President Barack Obama’s unilateral amnesty is unconstitutional, a federal court in Pennsylvania declared Dec. 16.
The judge, Arthur Schwab, declared that “inaction by Congress does not make unconstitutional executive action constitutional… [and Obama’s] executive action goes beyond prosecutorial discretions — it is legislation.”
The president can only use his claim of prosecutorial discretion to let deputies make case-by-case decisions, not to grant work permits en-masse to 5 million illegals, the court said.
“The court holds that [Obama’s Nov. 20] Executive Action is unconstitutional because it violates the separation of powers and the Take Care Clause of the Constitution,” concluded the decision, which was decided in the U.S. Court of the Western District of Pennsylvania.
The next step is unclear, because the judge was deciding how to treat an illegal immigrant arrested for drunk driving, and was not asked to rule on the constitutionality of Obama’s action.
Three other lawsuits have been filed against Obama’s amnesty. One was filed by 24 states, and the other was filed by Sheriff Joe Arpaio, in Arizona.
The legal disputes will be settled in the Supreme Court, which has recently handed down decisions that have both helped and hurt Obama’s claims. The Supreme Court has blocked some of Obama’s decisions for presidential overreach, but it has also centralized more power over immigration to him than it provided to prior presidents.
The Supreme Court acts slowly, but lower-court judges may block Obama’s plan until the Supreme Court decides the issue.
The 2015 budget funds Obama’s unpopular amnesty, because GOP leaders in the House and Senate did not try to bar funding.

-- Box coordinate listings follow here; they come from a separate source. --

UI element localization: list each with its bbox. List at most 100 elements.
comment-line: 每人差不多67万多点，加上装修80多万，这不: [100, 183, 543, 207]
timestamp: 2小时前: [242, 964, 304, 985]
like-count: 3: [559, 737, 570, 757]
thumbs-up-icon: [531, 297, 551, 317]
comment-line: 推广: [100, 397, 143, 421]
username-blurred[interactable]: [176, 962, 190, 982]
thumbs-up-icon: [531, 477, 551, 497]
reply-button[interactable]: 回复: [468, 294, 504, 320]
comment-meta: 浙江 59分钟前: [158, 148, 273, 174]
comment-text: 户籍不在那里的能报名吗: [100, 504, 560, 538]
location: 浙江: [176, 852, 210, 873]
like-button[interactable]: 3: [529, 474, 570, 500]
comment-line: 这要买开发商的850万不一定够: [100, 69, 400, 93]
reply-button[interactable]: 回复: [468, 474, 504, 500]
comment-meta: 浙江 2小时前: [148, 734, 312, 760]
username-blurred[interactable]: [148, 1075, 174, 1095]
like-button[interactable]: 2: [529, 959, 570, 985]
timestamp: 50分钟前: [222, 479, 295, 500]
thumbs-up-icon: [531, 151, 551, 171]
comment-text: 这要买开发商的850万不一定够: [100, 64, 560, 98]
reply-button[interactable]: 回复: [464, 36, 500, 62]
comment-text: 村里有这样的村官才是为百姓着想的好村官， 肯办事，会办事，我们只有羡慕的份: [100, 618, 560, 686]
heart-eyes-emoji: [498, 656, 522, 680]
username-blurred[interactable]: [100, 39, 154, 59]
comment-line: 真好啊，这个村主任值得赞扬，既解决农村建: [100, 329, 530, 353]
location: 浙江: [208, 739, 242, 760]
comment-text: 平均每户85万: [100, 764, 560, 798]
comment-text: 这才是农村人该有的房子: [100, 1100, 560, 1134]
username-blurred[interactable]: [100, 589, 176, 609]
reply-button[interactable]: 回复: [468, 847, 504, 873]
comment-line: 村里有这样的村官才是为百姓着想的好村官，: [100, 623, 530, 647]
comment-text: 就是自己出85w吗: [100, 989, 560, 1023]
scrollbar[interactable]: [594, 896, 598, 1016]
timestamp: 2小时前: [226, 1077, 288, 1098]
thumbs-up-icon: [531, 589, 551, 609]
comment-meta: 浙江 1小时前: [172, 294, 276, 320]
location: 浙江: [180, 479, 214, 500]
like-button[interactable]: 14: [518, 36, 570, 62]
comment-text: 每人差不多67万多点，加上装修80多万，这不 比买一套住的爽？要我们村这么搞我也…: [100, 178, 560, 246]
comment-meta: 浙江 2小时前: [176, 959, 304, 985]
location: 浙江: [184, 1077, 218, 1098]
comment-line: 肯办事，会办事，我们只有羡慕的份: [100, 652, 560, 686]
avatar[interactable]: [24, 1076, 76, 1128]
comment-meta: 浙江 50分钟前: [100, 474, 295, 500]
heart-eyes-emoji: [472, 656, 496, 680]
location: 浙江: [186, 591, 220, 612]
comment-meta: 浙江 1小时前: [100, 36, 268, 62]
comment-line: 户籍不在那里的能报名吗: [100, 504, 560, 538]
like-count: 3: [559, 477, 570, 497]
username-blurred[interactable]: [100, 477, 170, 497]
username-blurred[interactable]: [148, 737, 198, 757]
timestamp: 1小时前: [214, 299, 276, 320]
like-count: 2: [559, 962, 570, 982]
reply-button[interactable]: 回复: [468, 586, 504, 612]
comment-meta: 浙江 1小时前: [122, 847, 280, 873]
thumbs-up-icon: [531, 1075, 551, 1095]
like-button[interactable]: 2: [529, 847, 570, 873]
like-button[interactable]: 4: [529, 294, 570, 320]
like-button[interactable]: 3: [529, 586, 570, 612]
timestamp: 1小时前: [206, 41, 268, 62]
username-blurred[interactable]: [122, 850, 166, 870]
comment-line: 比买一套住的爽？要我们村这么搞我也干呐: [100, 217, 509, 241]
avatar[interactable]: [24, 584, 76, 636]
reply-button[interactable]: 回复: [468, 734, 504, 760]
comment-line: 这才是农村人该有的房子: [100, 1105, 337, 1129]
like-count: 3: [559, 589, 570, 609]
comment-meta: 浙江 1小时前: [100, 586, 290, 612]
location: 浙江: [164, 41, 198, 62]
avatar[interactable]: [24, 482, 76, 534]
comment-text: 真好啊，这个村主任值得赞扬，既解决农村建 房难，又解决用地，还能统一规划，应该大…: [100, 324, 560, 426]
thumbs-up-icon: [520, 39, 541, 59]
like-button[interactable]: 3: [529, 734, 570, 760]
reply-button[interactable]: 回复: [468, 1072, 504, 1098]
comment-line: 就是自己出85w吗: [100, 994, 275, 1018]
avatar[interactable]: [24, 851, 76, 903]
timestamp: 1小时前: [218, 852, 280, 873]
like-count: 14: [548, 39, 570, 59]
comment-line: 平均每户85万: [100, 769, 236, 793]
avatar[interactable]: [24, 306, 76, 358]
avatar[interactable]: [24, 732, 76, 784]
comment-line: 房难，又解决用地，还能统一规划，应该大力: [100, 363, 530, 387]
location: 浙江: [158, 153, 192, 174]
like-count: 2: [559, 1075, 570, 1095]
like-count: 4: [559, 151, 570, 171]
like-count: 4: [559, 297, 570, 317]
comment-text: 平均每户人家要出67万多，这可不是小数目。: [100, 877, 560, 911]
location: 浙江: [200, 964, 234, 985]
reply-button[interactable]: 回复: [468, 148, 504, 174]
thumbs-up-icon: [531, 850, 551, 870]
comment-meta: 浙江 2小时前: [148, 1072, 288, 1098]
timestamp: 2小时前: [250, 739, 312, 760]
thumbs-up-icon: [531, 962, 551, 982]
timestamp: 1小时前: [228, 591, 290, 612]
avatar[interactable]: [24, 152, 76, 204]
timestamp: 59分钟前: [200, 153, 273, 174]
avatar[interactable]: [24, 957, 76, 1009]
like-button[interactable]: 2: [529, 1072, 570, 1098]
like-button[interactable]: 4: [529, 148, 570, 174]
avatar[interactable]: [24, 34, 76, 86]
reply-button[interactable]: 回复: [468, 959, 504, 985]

In April, the Spanish-speaking, 42 year-old Honduran national was caught driving while drunk in Pennsylvania. At the time, he was working for his brother’s landscaping business. The illegal immigrant pled guilty, forcing the judge to apply the usual penalty, which includes the transfer of the criminal to the immigration agencies for subsequent repatriation.
But if Obama’s amnesty allows the drunk-driver to remain in the the United States, the judge would have to consider a different penalty that likely includes one year of supervised release from jail. That sentencing problem prompted the judge to examine the constitutionality of the Obama amnesty.
When quizzed by the judge, the administration tried to evade the issue by saying the amnesty isn’t relevant to the Honduran’s criminal conviction.
The judge decided to delay imposing a penalty until after another hearing in January, and directed the government to provide more information about whether the man would benefit from the amnesty. The judge didn’t push his point further, and he didn’t try to block Obama from implementing his amnesty.
The judges in the other cases have the authority and the opportunity to block Obama’s amnesty.
In making his decision against the Obama amnesty, the judge extensively cited Obama’s pre-November statements claiming he did not have the constitutional power to grant amnesty to millions of illegals.